Success has painted the AI industry into a corner. Demonstrations of self-driving cars, the beating of world-class chess and Go players, and conversational chatbots are impressive. Consequently, substantial funds are being invested in AI to achieve human-level performance or Artificial General Intelligence (AGI). But this is a fool’s errand. AI does not scale into natural intelligence any more than internal combustion engines can scale into electric motors. And like the transition from gas to electric automobiles, inertial resistance, existing infrastructure, vested interests (investments in AI companies), and the cost of employee retraining works against transitioning out of the current popular paradigm. As a result, we will continue to invest in AI—once again—until it reveals its rotten core. I do not know when that will occur, but am confident that it will. There will be another AI winter.
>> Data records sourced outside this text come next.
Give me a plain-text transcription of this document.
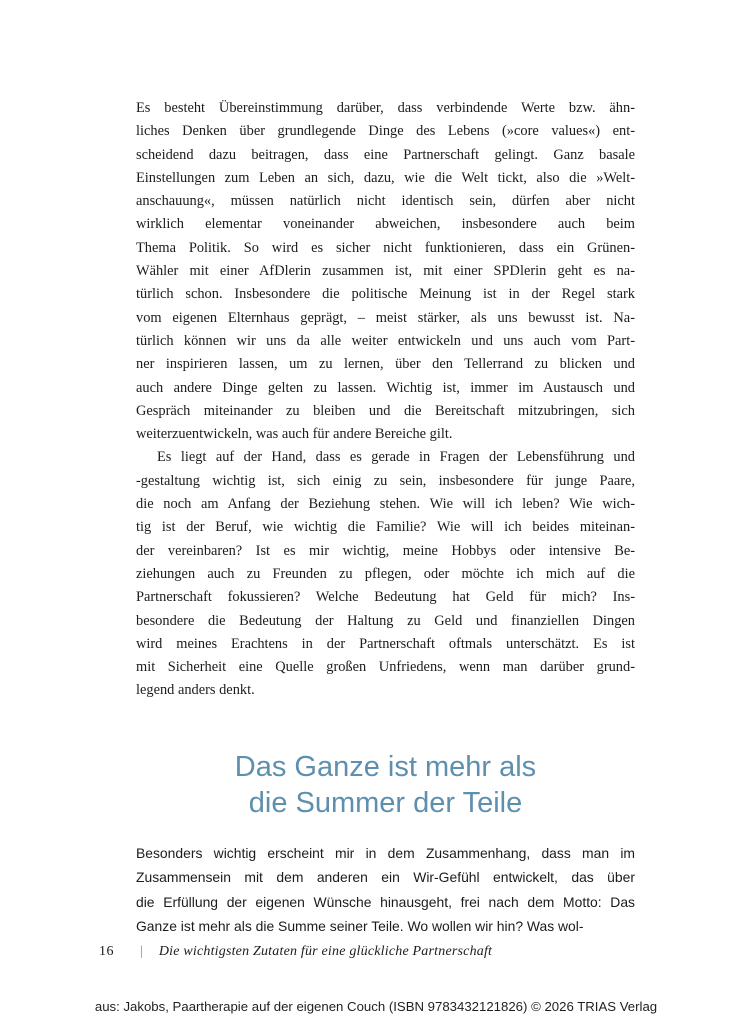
Es besteht Übereinstimmung darüber, dass verbindende Werte bzw. ähn-
liches Denken über grundlegende Dinge des Lebens (»core values«) ent-
scheidend dazu beitragen, dass eine Partnerschaft gelingt. Ganz basale
Einstellungen zum Leben an sich, dazu, wie die Welt tickt, also die »Welt-
anschauung«, müssen natürlich nicht identisch sein, dürfen aber nicht
wirklich elementar voneinander abweichen, insbesondere auch beim
Thema Politik. So wird es sicher nicht funktionieren, dass ein Grünen-
Wähler mit einer AfDlerin zusammen ist, mit einer SPDlerin geht es na-
türlich schon. Insbesondere die politische Meinung ist in der Regel stark
vom eigenen Elternhaus geprägt, – meist stärker, als uns bewusst ist. Na-
türlich können wir uns da alle weiter entwickeln und uns auch vom Part-
ner inspirieren lassen, um zu lernen, über den Tellerrand zu blicken und
auch andere Dinge gelten zu lassen. Wichtig ist, immer im Austausch und
Gespräch miteinander zu bleiben und die Bereitschaft mitzubringen, sich
weiterzuentwickeln, was auch für andere Bereiche gilt.
Es liegt auf der Hand, dass es gerade in Fragen der Lebensführung und
-gestaltung wichtig ist, sich einig zu sein, insbesondere für junge Paare,
die noch am Anfang der Beziehung stehen. Wie will ich leben? Wie wich-
tig ist der Beruf, wie wichtig die Familie? Wie will ich beides miteinan-
der vereinbaren? Ist es mir wichtig, meine Hobbys oder intensive Be-
ziehungen auch zu Freunden zu pflegen, oder möchte ich mich auf die
Partnerschaft fokussieren? Welche Bedeutung hat Geld für mich? Ins-
besondere die Bedeutung der Haltung zu Geld und finanziellen Dingen
wird meines Erachtens in der Partnerschaft oftmals unterschätzt. Es ist
mit Sicherheit eine Quelle großen Unfriedens, wenn man darüber grund-
legend anders denkt.
Das Ganze ist mehr als
die Summer der Teile
Besonders wichtig erscheint mir in dem Zusammenhang, dass man im
Zusammensein mit dem anderen ein Wir-Gefühl entwickelt, das über
die Erfüllung der eigenen Wünsche hinausgeht, frei nach dem Motto: Das
Ganze ist mehr als die Summe seiner Teile. Wo wollen wir hin? Was wol-
16 | Die wichtigsten Zutaten für eine glückliche Partnerschaft
aus: Jakobs, Paartherapie auf der eigenen Couch (ISBN 9783432121826) © 2026 TRIAS Verlag
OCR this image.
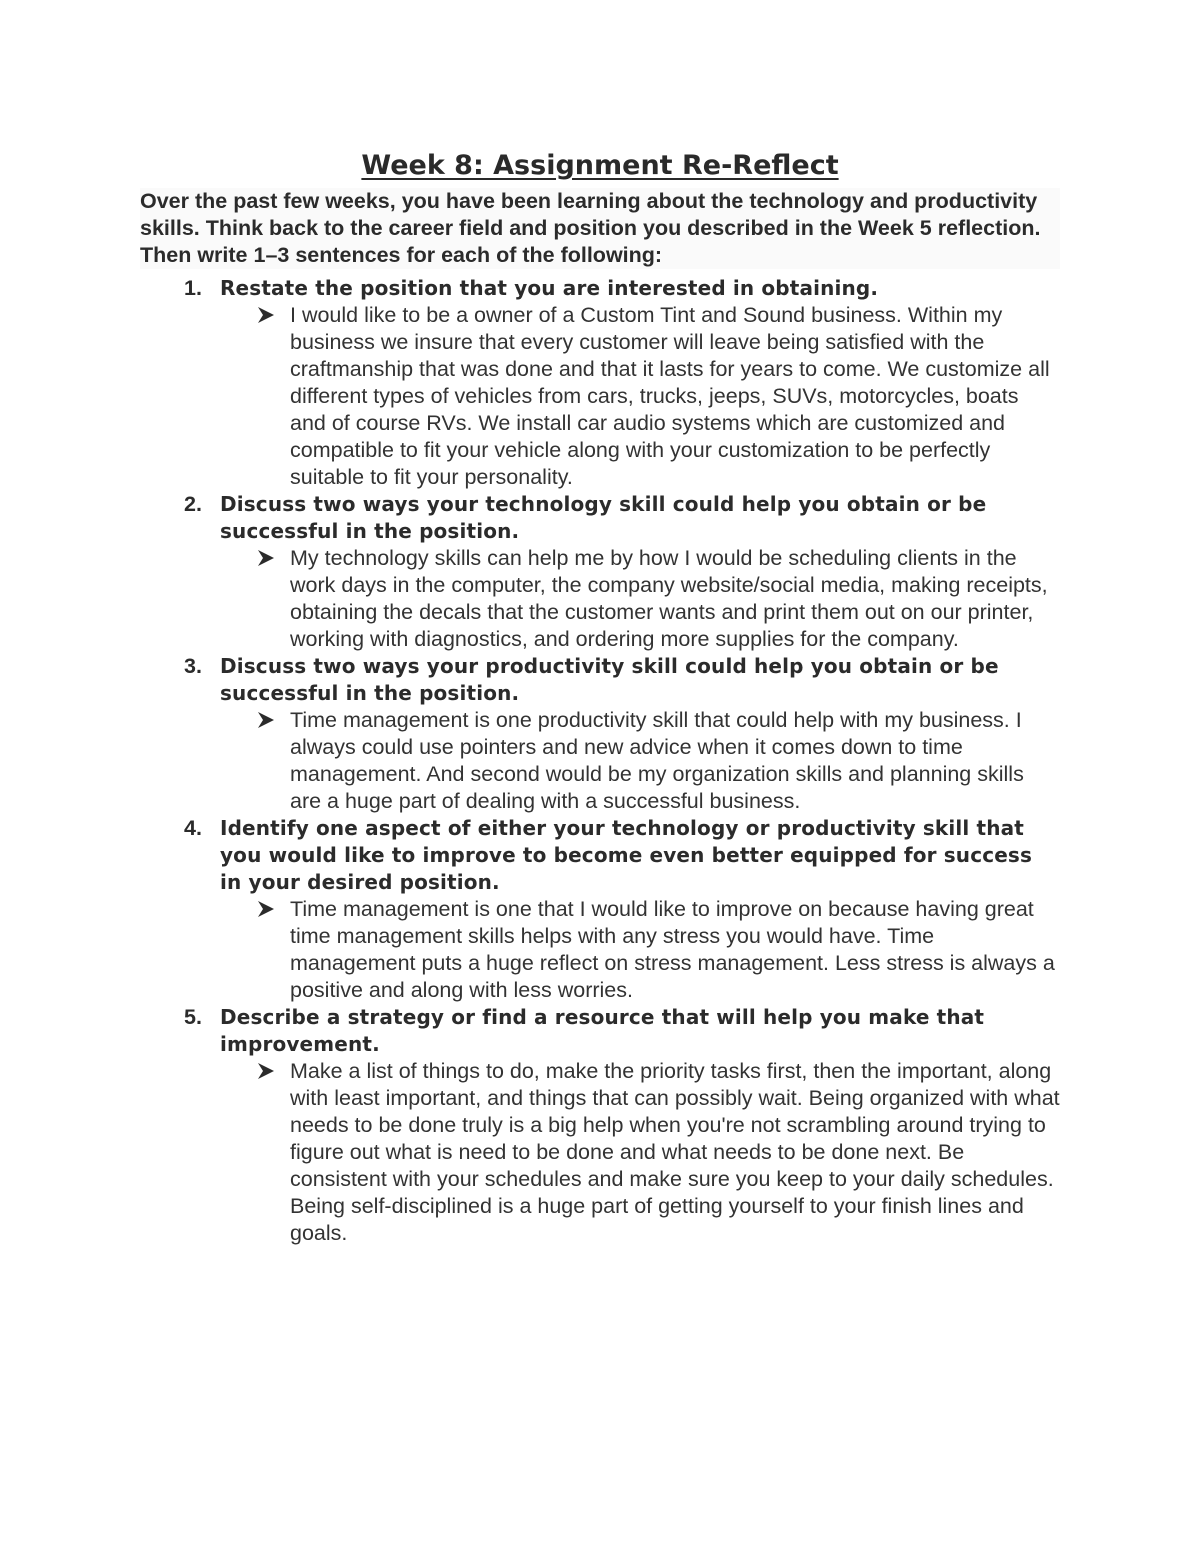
Week 8: Assignment Re-Reflect

Over the past few weeks, you have been learning about the technology and productivity skills. Think back to the career field and position you described in the Week 5 reflection. Then write 1–3 sentences for each of the following:

1. Restate the position that you are interested in obtaining.
I would like to be a owner of a Custom Tint and Sound business. Within my business we insure that every customer will leave being satisfied with the craftmanship that was done and that it lasts for years to come. We customize all different types of vehicles from cars, trucks, jeeps, SUVs, motorcycles, boats and of course RVs. We install car audio systems which are customized and compatible to fit your vehicle along with your customization to be perfectly suitable to fit your personality.
2. Discuss two ways your technology skill could help you obtain or be successful in the position.
My technology skills can help me by how I would be scheduling clients in the work days in the computer, the company website/social media, making receipts, obtaining the decals that the customer wants and print them out on our printer, working with diagnostics, and ordering more supplies for the company.
3. Discuss two ways your productivity skill could help you obtain or be successful in the position.
Time management is one productivity skill that could help with my business. I always could use pointers and new advice when it comes down to time management. And second would be my organization skills and planning skills are a huge part of dealing with a successful business.
4. Identify one aspect of either your technology or productivity skill that you would like to improve to become even better equipped for success in your desired position.
Time management is one that I would like to improve on because having great time management skills helps with any stress you would have. Time management puts a huge reflect on stress management. Less stress is always a positive and along with less worries.
5. Describe a strategy or find a resource that will help you make that improvement.
Make a list of things to do, make the priority tasks first, then the important, along with least important, and things that can possibly wait. Being organized with what needs to be done truly is a big help when you're not scrambling around trying to figure out what is need to be done and what needs to be done next. Be consistent with your schedules and make sure you keep to your daily schedules. Being self-disciplined is a huge part of getting yourself to your finish lines and goals.
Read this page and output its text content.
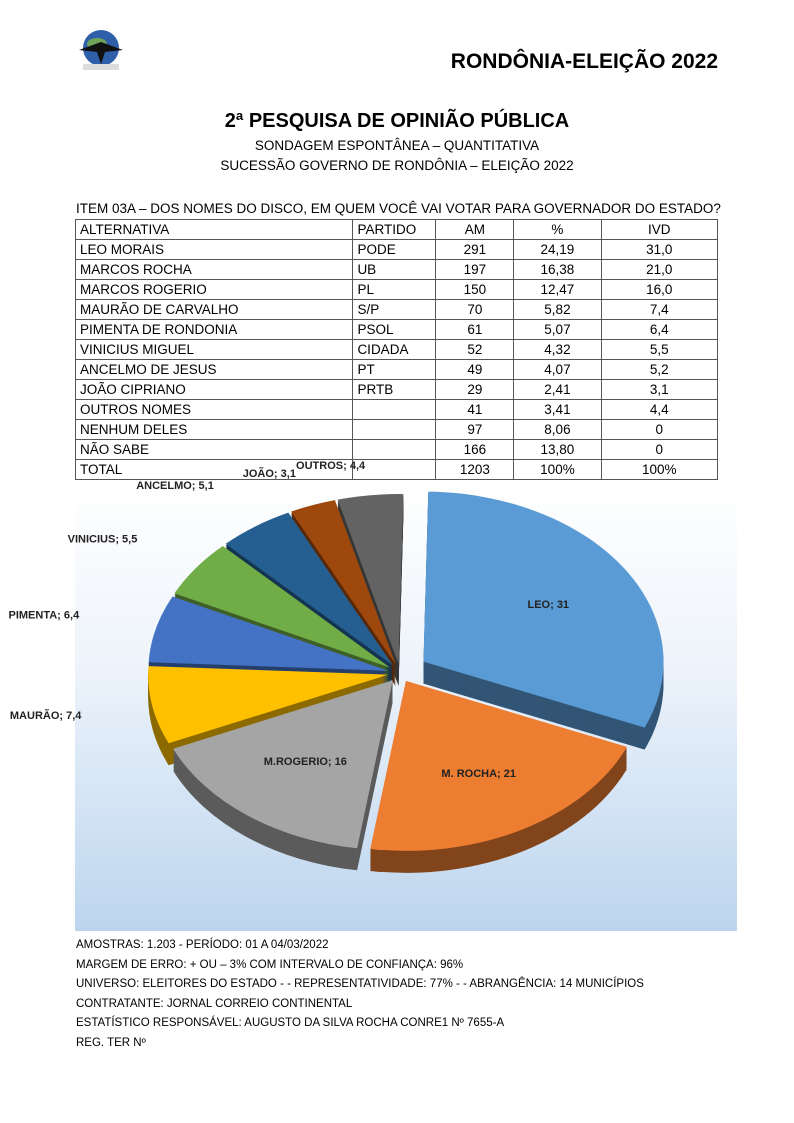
RONDÔNIA-ELEIÇÃO 2022
2ª PESQUISA DE OPINIÃO PÚBLICA
SONDAGEM ESPONTÂNEA – QUANTITATIVA
SUCESSÃO GOVERNO DE RONDÔNIA – ELEIÇÃO 2022
ITEM 03A – DOS NOMES DO DISCO, EM QUEM VOCÊ VAI VOTAR PARA GOVERNADOR DO ESTADO?
ALTERNATIVA	PARTIDO	AM	%	IVD
LEO MORAIS	PODE	291	24,19	31,0
MARCOS ROCHA	UB	197	16,38	21,0
MARCOS ROGERIO	PL	150	12,47	16,0
MAURÃO DE CARVALHO	S/P	70	5,82	7,4
PIMENTA DE RONDONIA	PSOL	61	5,07	6,4
VINICIUS MIGUEL	CIDADA	52	4,32	5,5
ANCELMO DE JESUS	PT	49	4,07	5,2
JOÃO CIPRIANO	PRTB	29	2,41	3,1
OUTROS NOMES		41	3,41	4,4
NENHUM DELES		97	8,06	0
NÃO SABE		166	13,80	0
TOTAL		1203	100%	100%
LEO; 31
M. ROCHA; 21
M.ROGERIO; 16
MAURÃO; 7,4
PIMENTA; 6,4
VINICIUS; 5,5
ANCELMO; 5,1
JOÃO; 3,1
OUTROS; 4,4
AMOSTRAS: 1.203 - PERÍODO: 01 A 04/03/2022
MARGEM DE ERRO: + OU – 3% COM INTERVALO DE CONFIANÇA: 96%
UNIVERSO: ELEITORES DO ESTADO - - REPRESENTATIVIDADE: 77% - - ABRANGÊNCIA: 14 MUNICÍPIOS
CONTRATANTE: JORNAL CORREIO CONTINENTAL
ESTATÍSTICO RESPONSÁVEL: AUGUSTO DA SILVA ROCHA CONRE1 Nº 7655-A
REG. TER Nº
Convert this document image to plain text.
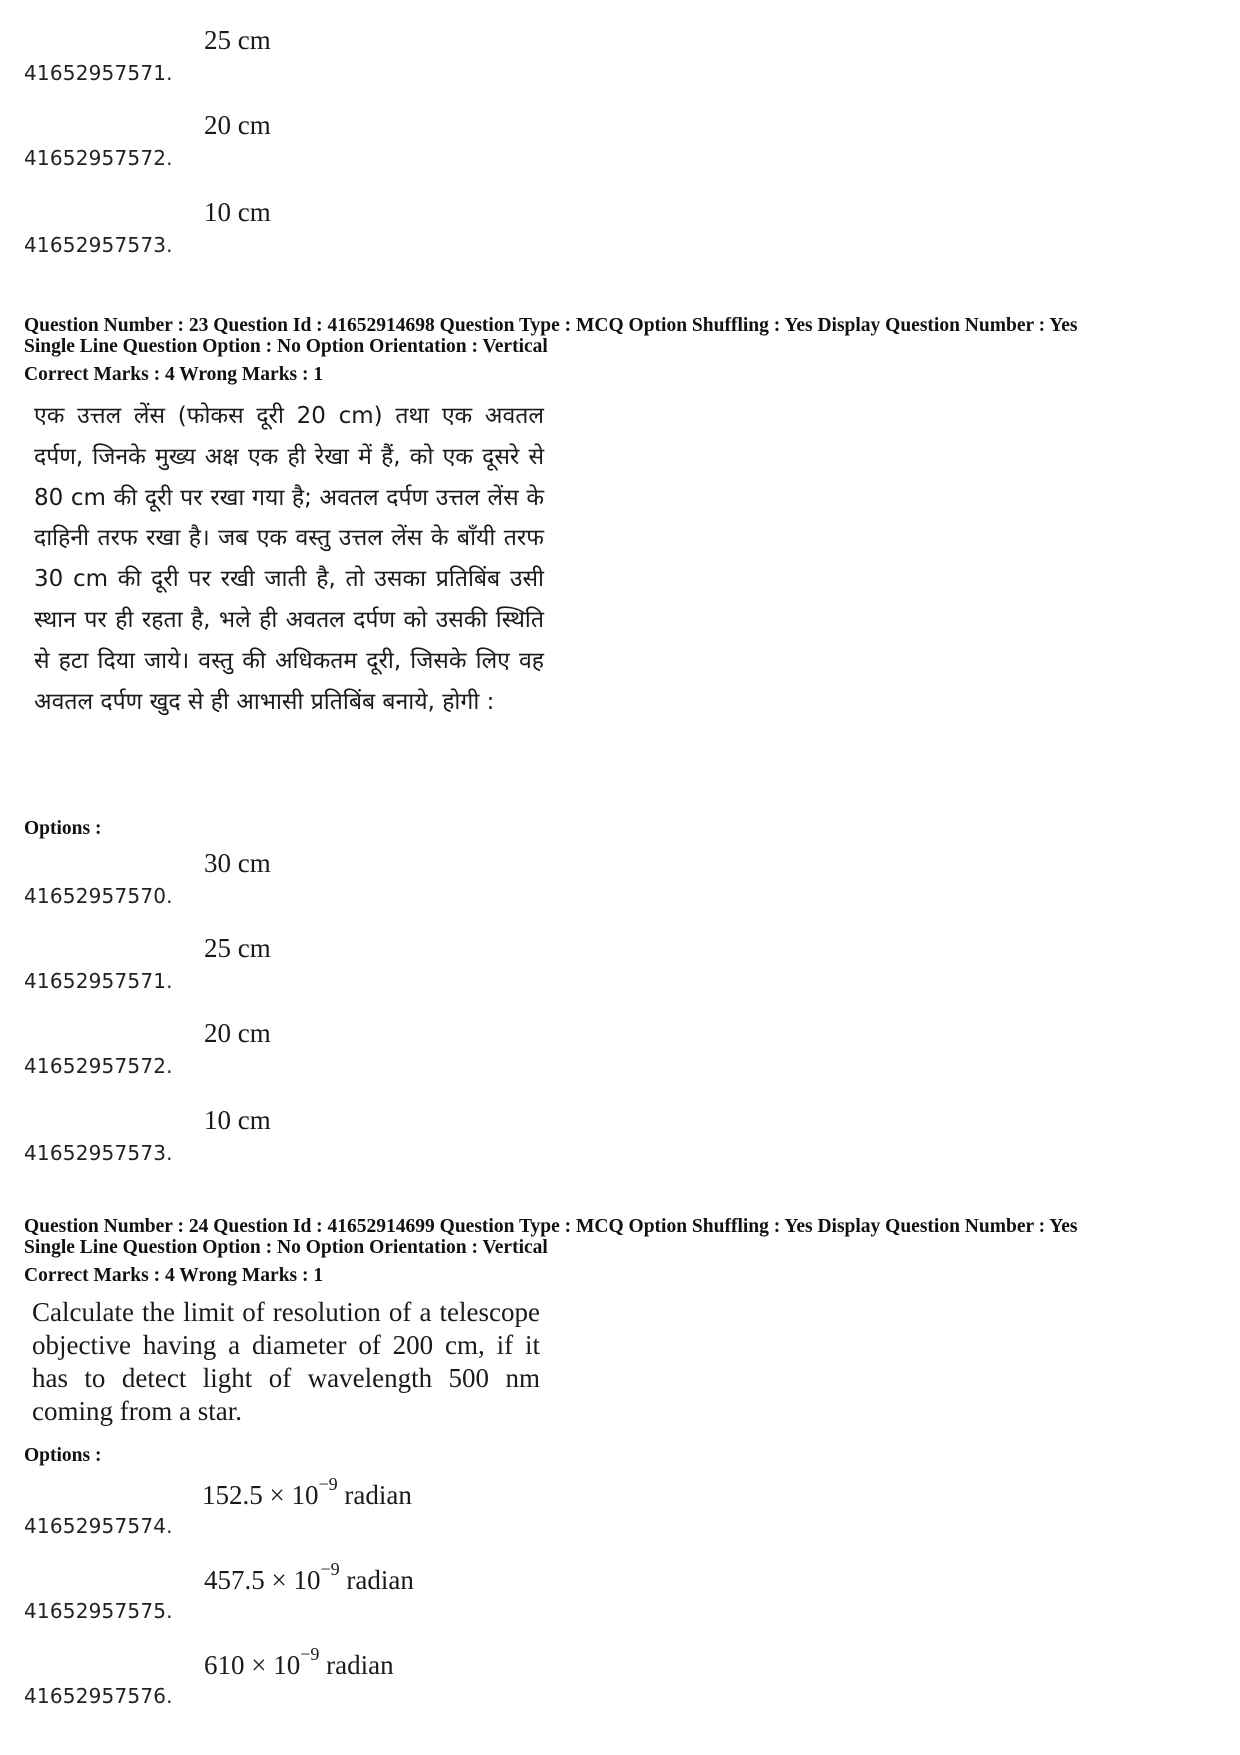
41652957571.
25 cm
41652957572.
20 cm
41652957573.
10 cm
Question Number : 23 Question Id : 41652914698 Question Type : MCQ Option Shuffling : Yes Display Question Number : Yes
Single Line Question Option : No Option Orientation : Vertical
Correct Marks : 4 Wrong Marks : 1
एक उत्तल लेंस (फोकस दूरी 20 cm) तथा एक अवतल दर्पण, जिनके मुख्य अक्ष एक ही रेखा में हैं, को एक दूसरे से 80 cm की दूरी पर रखा गया है; अवतल दर्पण उत्तल लेंस के दाहिनी तरफ रखा है। जब एक वस्तु उत्तल लेंस के बाँयी तरफ 30 cm की दूरी पर रखी जाती है, तो उसका प्रतिबिंब उसी स्थान पर ही रहता है, भले ही अवतल दर्पण को उसकी स्थिति से हटा दिया जाये। वस्तु की अधिकतम दूरी, जिसके लिए वह अवतल दर्पण खुद से ही आभासी प्रतिबिंब बनाये, होगी :
Options :
41652957570.
30 cm
41652957571.
25 cm
41652957572.
20 cm
41652957573.
10 cm
Question Number : 24 Question Id : 41652914699 Question Type : MCQ Option Shuffling : Yes Display Question Number : Yes
Single Line Question Option : No Option Orientation : Vertical
Correct Marks : 4 Wrong Marks : 1
Calculate the limit of resolution of a telescope objective having a diameter of 200 cm, if it has to detect light of wavelength 500 nm coming from a star.
Options :
41652957574.
$152.5 \times 10^{-9}$ radian
41652957575.
$457.5 \times 10^{-9}$ radian
41652957576.
$610 \times 10^{-9}$ radian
The good news is that another AI winter might motivate computer scientists to question their approach to intelligence. They might even pick up a biology book. Maybe my book. But there will be another boom cycle. They will use silicon to implement natural intelligence. It won't be a general algorithm because evolution results in kluges, not elegant algorithms. It will be artificial at the level of implementation only: microelectronic circuits instead of nerves. But robots will duplicate the algorithms, computational frameworks, and environmental embodiments found in nature. So please don't call it AGI. But get ready because it may be the last wild ride of its kind.
Solid advice. I am grateful my wife invested in Nvidia early (as well as Amazon, Microsoft, Apple and Google). For those starting into investing managing 10 stocks is all a non-professional can probably follow sufficiently well to know when to trade and/or invest. Otherwise, do an ETF index fund and let it ride.
P.S. If your portfolio is significant (>$3-5+million), get some professional help unless you want to spend half your life managing your money and instead just go out and enjoy life!